Women’s job opportunities have barely improved since the early 1990s, UN labour experts said, warning that female workers are still penalised for having children and looking after them.
Released on the eve of International Women’s Day, celebrated on March 8, the International Labour Organisation (ILO) report found that 1.3 billion women were in work in 2018, compared with two billion men – a less than two per cent improvement in the last 27 years.
“Glass ceiling” concerns over the lack of upward mobility at work also persist, given that fewer than one third of managers are women.
“Women are still under-represented at the top, a situation that has changed very little in the last 30 years,” ILO’s report states. “This is despite that fact that they are likely to be better educated than their male counterparts…education is not the main reason for lower employment rates and lower pay of women, but rather that women do not receive the same dividends for education as men.”
According to the ILO’s findings, women’s pay is 20 per cent lower than men’s, as a global average.
This discrepancy is linked to a career-long “motherhood wage penalty”, which contrasts with the fact that fathers enjoy a “wage premium”.

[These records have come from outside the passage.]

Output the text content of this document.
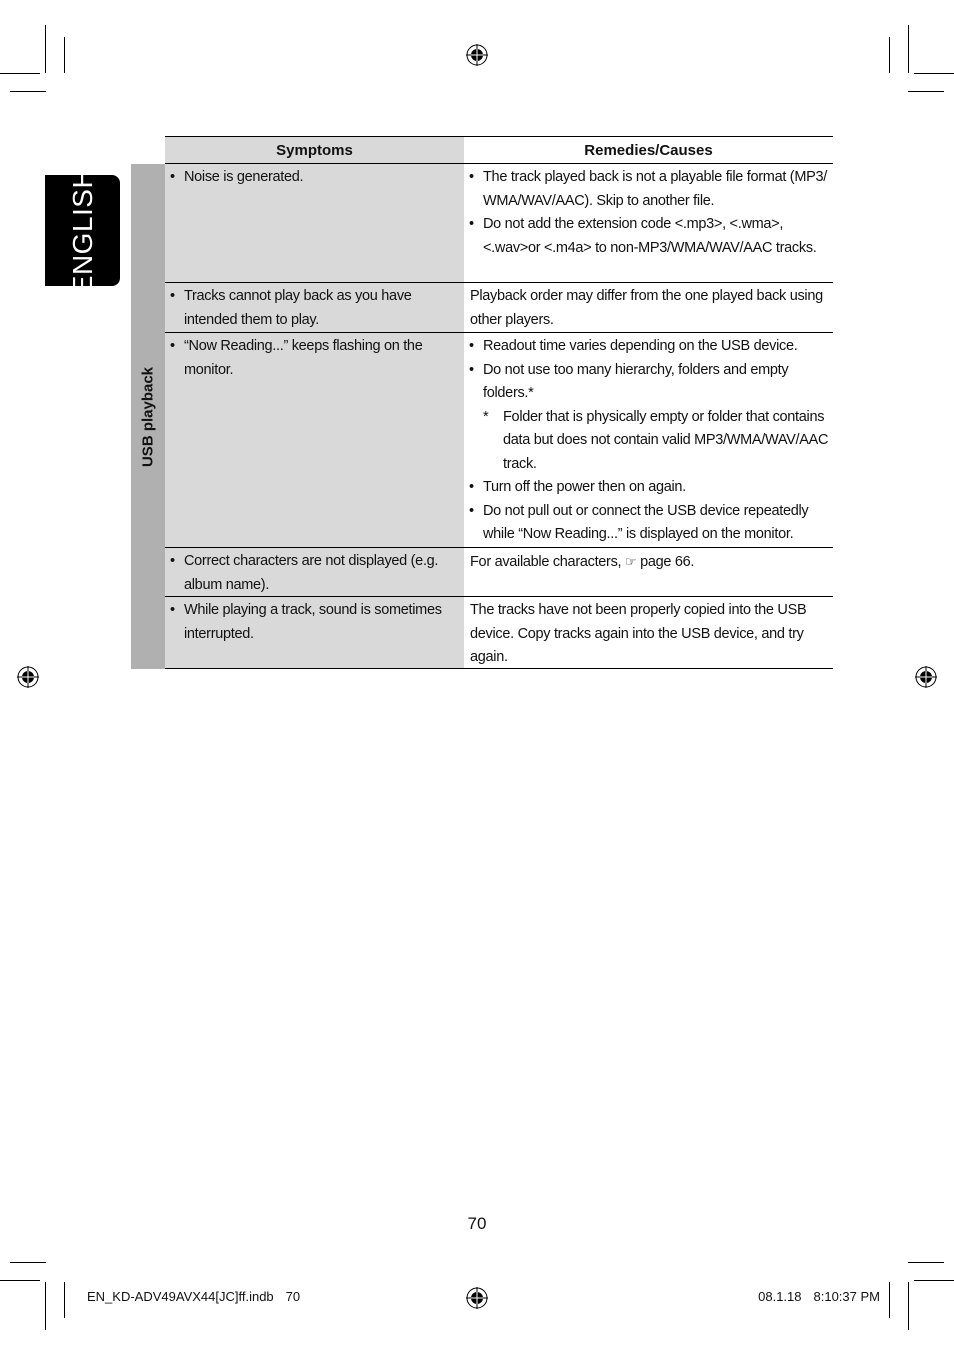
ENGLISH
Symptoms	Remedies/Causes
USB playback
• Noise is generated.
•	The track played back is not a playable file format (MP3/ WMA/WAV/AAC). Skip to another file.
• Do not add the extension code <.mp3>, <.wma>, <.wav>or <.m4a> to non-MP3/WMA/WAV/AAC tracks.
• Tracks cannot play back as you have intended them to play.
Playback order may differ from the one played back using other players.
• “Now Reading...” keeps flashing on the monitor.
• Readout time varies depending on the USB device.
• Do not use too many hierarchy, folders and empty folders.*
* Folder that is physically empty or folder that contains data but does not contain valid MP3/WMA/WAV/AAC track.
• Turn off the power then on again.
• Do not pull out or connect the USB device repeatedly while “Now Reading...” is displayed on the monitor.
• Correct characters are not displayed (e.g. album name).
For available characters, ☞ page 66.
• While playing a track, sound is sometimes interrupted.
The tracks have not been properly copied into the USB device. Copy tracks again into the USB device, and try again.
70
EN_KD-ADV49AVX44[JC]ff.indb 70	08.1.18 8:10:37 PM
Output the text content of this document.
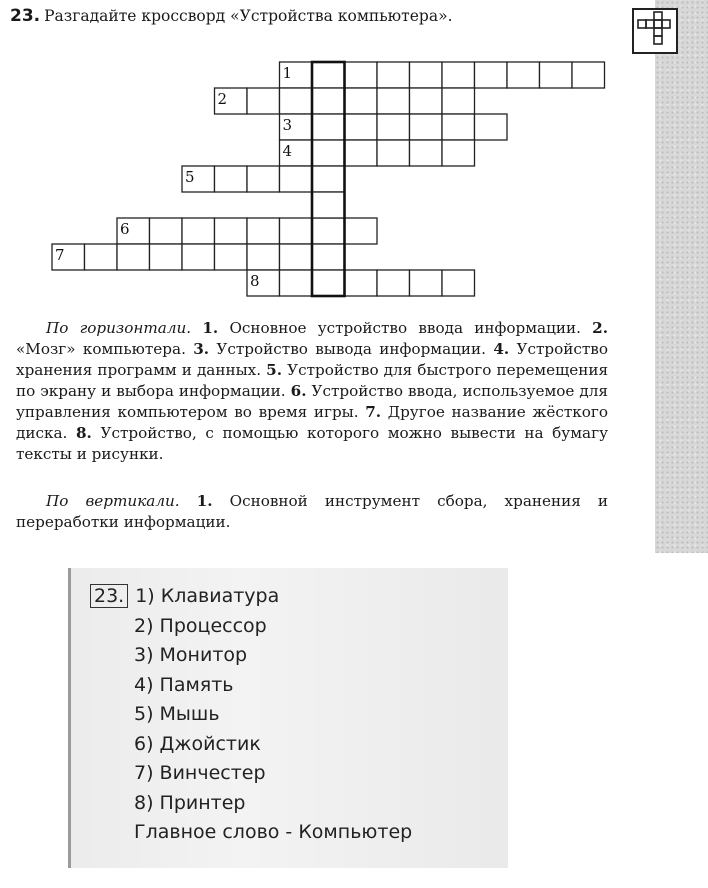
23. Разгадайте кроссворд «Устройства компьютера».
1
2
3
4
5
6
7
8

По горизонтали. 1. Основное устройство ввода информации. 2. «Мозг» компьютера. 3. Устройство вывода информации. 4. Устройство хранения программ и данных. 5. Устройство для быстрого перемещения по экрану и выбора информации. 6. Устройство ввода, используемое для управления компьютером во время игры. 7. Другое название жёсткого диска. 8. Устройство, с помощью которого можно вывести на бумагу тексты и рисунки.

По вертикали. 1. Основной инструмент сбора, хранения и переработки информации.

23. 1) Клавиатура
2) Процессор
3) Монитор
4) Память
5) Мышь
6) Джойстик
7) Винчестер
8) Принтер
Главное слово - Компьютер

Worryingly, between 2005 and 2015, there was also a 38 per cent increase in the number of working women who did not have young children, compared to those who had.
This is despite an ILO-Gallup 2017 global report which found that 70 per cent of women prefer working rather than staying at home – something men largely agree with, the organisation noted.

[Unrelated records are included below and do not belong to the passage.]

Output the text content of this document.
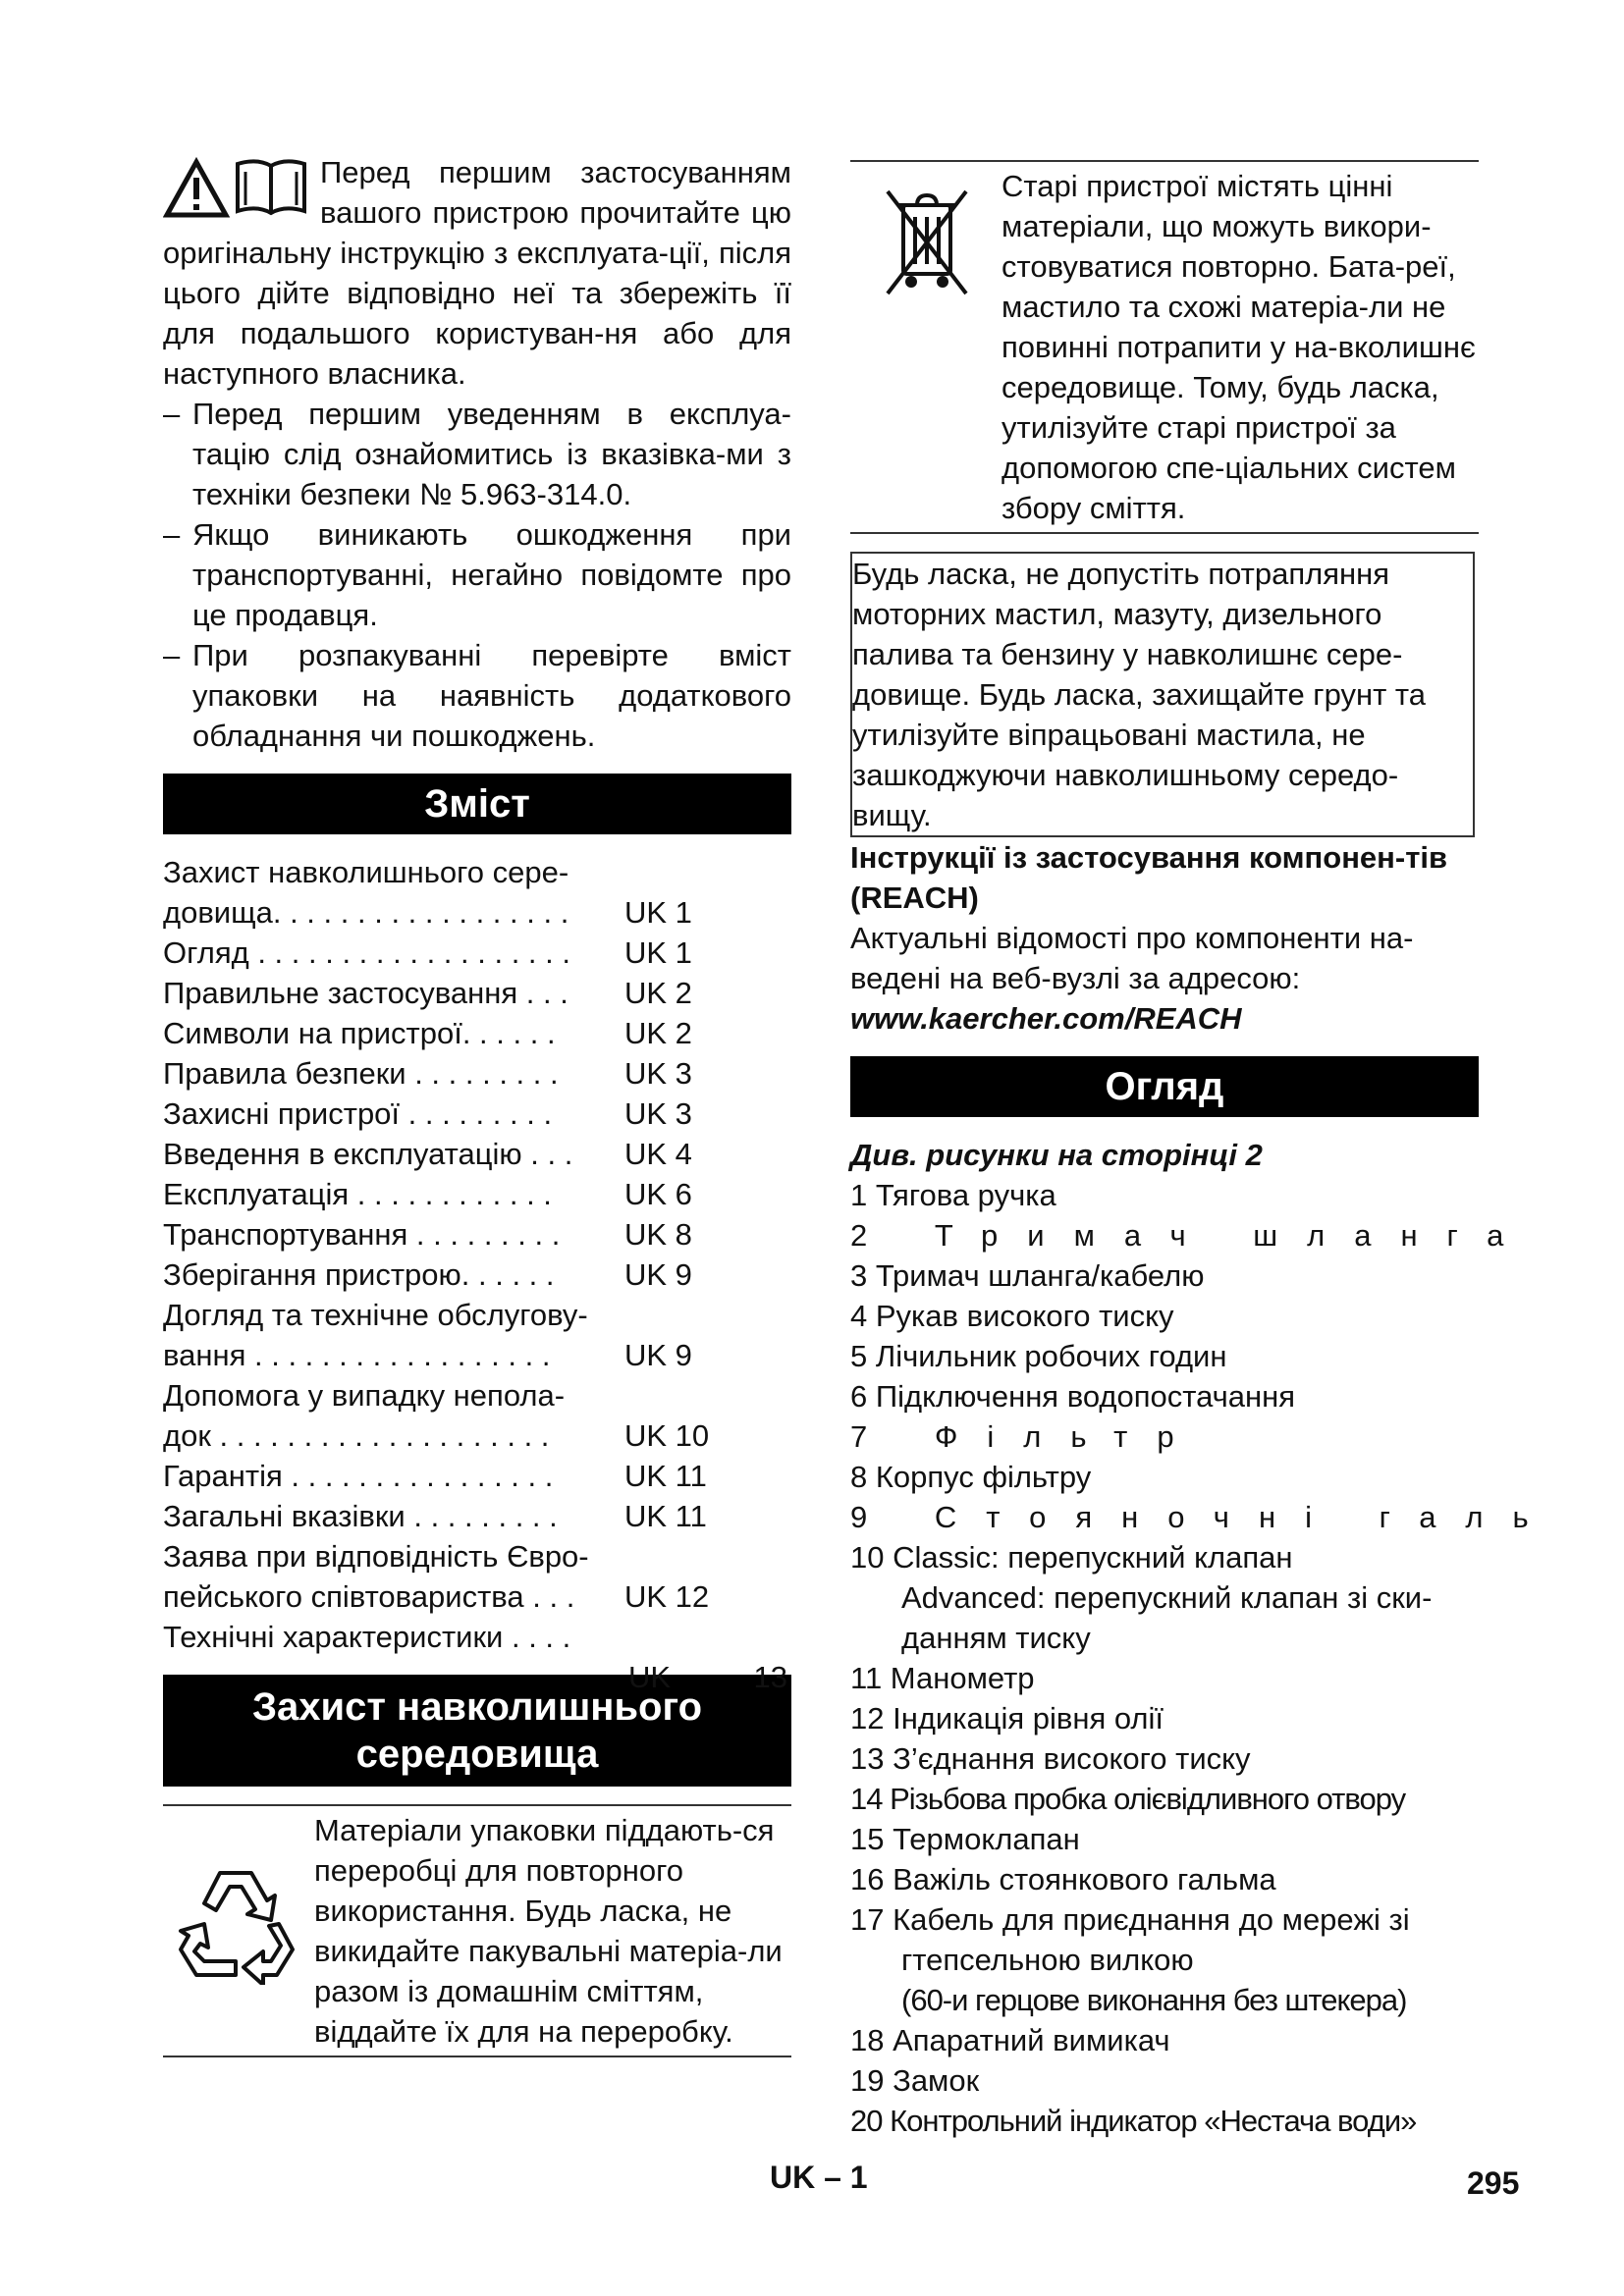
Перед першим застосуванням вашого пристрою прочитайте цю оригінальну інструкцію з експлуата-ції, після цього дійте відповідно неї та збережіть її для подальшого користуван-ня або для наступного власника.

– Перед першим уведенням в експлуа-тацію слід ознайомитись із вказівка-ми з техніки безпеки № 5.963-314.0.

– Якщо виникають ошкодження при транспортуванні, негайно повідомте про це продавця.

– При розпакуванні перевірте вміст упаковки на наявність додаткового обладнання чи пошкоджень.

Зміст
Захист навколишнього сере-
довища. . . . . . . . . . . . . . . . . . UK 1
Огляд . . . . . . . . . . . . . . . . . . . UK 1
Правильне застосування . . . UK 2
Символи на пристрої. . . . . . UK 2
Правила безпеки . . . . . . . . . UK 3
Захисні пристрої . . . . . . . . . UK 3
Введення в експлуатацію . . . UK 4
Експлуатація . . . . . . . . . . . . UK 6
Транспортування . . . . . . . . . UK 8
Зберігання пристрою. . . . . . UK 9
Догляд та технічне обслугову-
вання . . . . . . . . . . . . . . . . . . UK 9
Допомога у випадку непола-
док . . . . . . . . . . . . . . . . . . . . UK 10
Гарантія . . . . . . . . . . . . . . . . UK 11
Загальні вказівки . . . . . . . . . UK 11
Заява при відповідність Євро-
пейського співтовариства . . . UK 12
Технічні характеристики . . . .
UK	13
Захист навколишнього
середовища

Матеріали упаковки піддають-ся переробці для повторного використання. Будь ласка, не викидайте пакувальні матеріа-ли разом із домашнім сміттям, віддайте їх для на переробку.

Старі пристрої містять цінні матеріали, що можуть викори-стовуватися повторно. Бата-реї, мастило та схожі матеріа-ли не повинні потрапити у на-вколишнє середовище. Тому, будь ласка, утилізуйте старі пристрої за допомогою спе-ціальних систем збору сміття.

Будь ласка, не допустіть потрапляння моторних мастил, мазуту, дизельного палива та бензину у навколишнє сере-довище. Будь ласка, захищайте грунт та утилізуйте віпрацьовані мастила, не зашкоджуючи навколишньому середо-вищу.

Інструкції із застосування компонен-тів (REACH)

Актуальні відомості про компоненти на-ведені на веб-вузлі за адресою:

www.kaercher.com/REACH

Огляд

Див. рисунки на сторінці 2

1 Тягова ручка
2 Тримач шланга
3 Тримач шланга/кабелю
4 Рукав високого тиску
5 Лічильник робочих годин
6 Підключення водопостачання
7 Фільтр
8 Корпус фільтру
9 Стояночні галь
10 Classic: перепускний клапан
Advanced: перепускний клапан зі ски-
данням тиску
11 Манометр
12 Індикація рівня олії
13 З’єднання високого тиску
14 Різьбова пробка олієвідливного отвору
15 Термоклапан
16 Важіль стоянкового гальма
17 Кабель для приєднання до мережі зі
гтепсельною вилкою
(60-и герцове виконання без штекера)
18 Апаратний вимикач
19 Замок
20 Контрольний індикатор «Нестача води»
UK – 1	295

“A number of factors are blocking equality in employment, and the one playing the largest role is caregiving,” said Manuela Tomei, Director, ILO Conditions of Work and Equality Department.

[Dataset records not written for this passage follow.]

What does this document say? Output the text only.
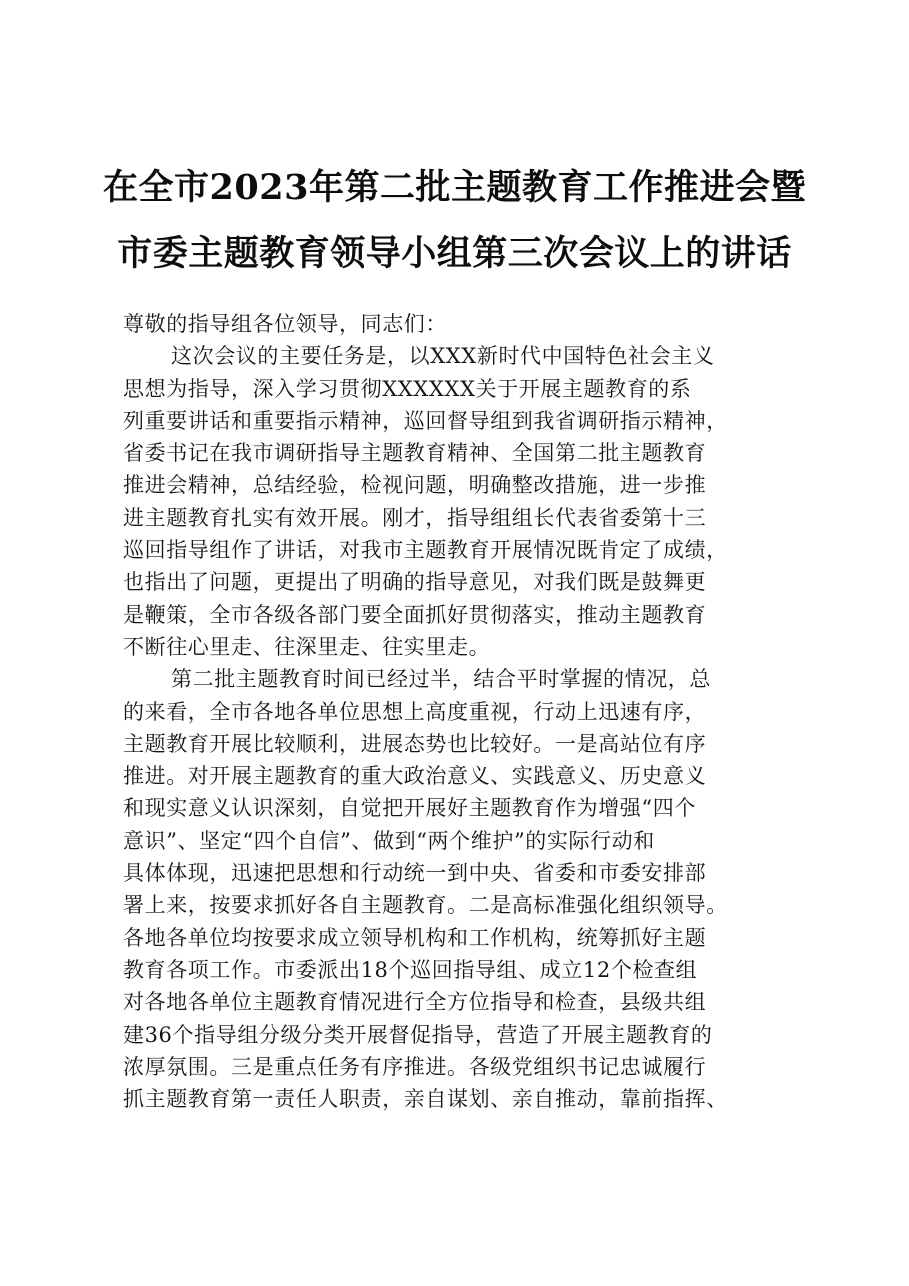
在全市2023年第二批主题教育工作推进会暨
市委主题教育领导小组第三次会议上的讲话
尊敬的指导组各位领导，同志们：
这次会议的主要任务是，以XXX新时代中国特色社会主义
思想为指导，深入学习贯彻XXXXXX关于开展主题教育的系
列重要讲话和重要指示精神，巡回督导组到我省调研指示精神，
省委书记在我市调研指导主题教育精神、全国第二批主题教育
推进会精神，总结经验，检视问题，明确整改措施，进一步推
进主题教育扎实有效开展。刚才，指导组组长代表省委第十三
巡回指导组作了讲话，对我市主题教育开展情况既肯定了成绩，
也指出了问题，更提出了明确的指导意见，对我们既是鼓舞更
是鞭策，全市各级各部门要全面抓好贯彻落实，推动主题教育
不断往心里走、往深里走、往实里走。
第二批主题教育时间已经过半，结合平时掌握的情况，总
的来看，全市各地各单位思想上高度重视，行动上迅速有序，
主题教育开展比较顺利，进展态势也比较好。一是高站位有序
推进。对开展主题教育的重大政治意义、实践意义、历史意义
和现实意义认识深刻，自觉把开展好主题教育作为增强“四个
意识”、坚定“四个自信”、做到“两个维护”的实际行动和
具体体现，迅速把思想和行动统一到中央、省委和市委安排部
署上来，按要求抓好各自主题教育。二是高标准强化组织领导。
各地各单位均按要求成立领导机构和工作机构，统筹抓好主题
教育各项工作。市委派出18个巡回指导组、成立12个检查组
对各地各单位主题教育情况进行全方位指导和检查，县级共组
建36个指导组分级分类开展督促指导，营造了开展主题教育的
浓厚氛围。三是重点任务有序推进。各级党组织书记忠诚履行
抓主题教育第一责任人职责，亲自谋划、亲自推动，靠前指挥、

“In the last 20 years, the amount of time women spent on unpaid care and domestic work has hardly fallen”, she said, while men’s participation has increased “by just eight minutes a day. At this pace of change it will take more than 200 years to achieve equality in time spent in unpaid care work.”
In 2018, according to the report, women were more likely to work in low-skilled occupations and face worse employment conditions than men.
Women are also “more exposed” to informal jobs lacking social protection in more than 90 per cent of sub-Saharan countries, 89 per cent of Southern Asian States and almost 75 per cent of Latin American nations.
“Women are also often found in occupations that are the most vulnerable…such as in domestic, home-based or contributing to family work,” the ILO report notes.
In terms of solutions that can help create a better future of work for women, the report calls for a “quantum leap” of transformative policy choices.
These include creating or reviewing laws to establish equal rights for all sexes in the world of work, and repealing bans on women entering certain professions, or from working at night or underground.
Efforts are also needed to create “time to care”, the ILO report stresses, explaining that “greater time sovereignty is needed to allow workers to exercise more choice and control over their working hours.”
Those with families would benefit particularly, it explains, while Ms Tomei added that when men share unpaid care work more equally, “more women are found in managerial positions” as well.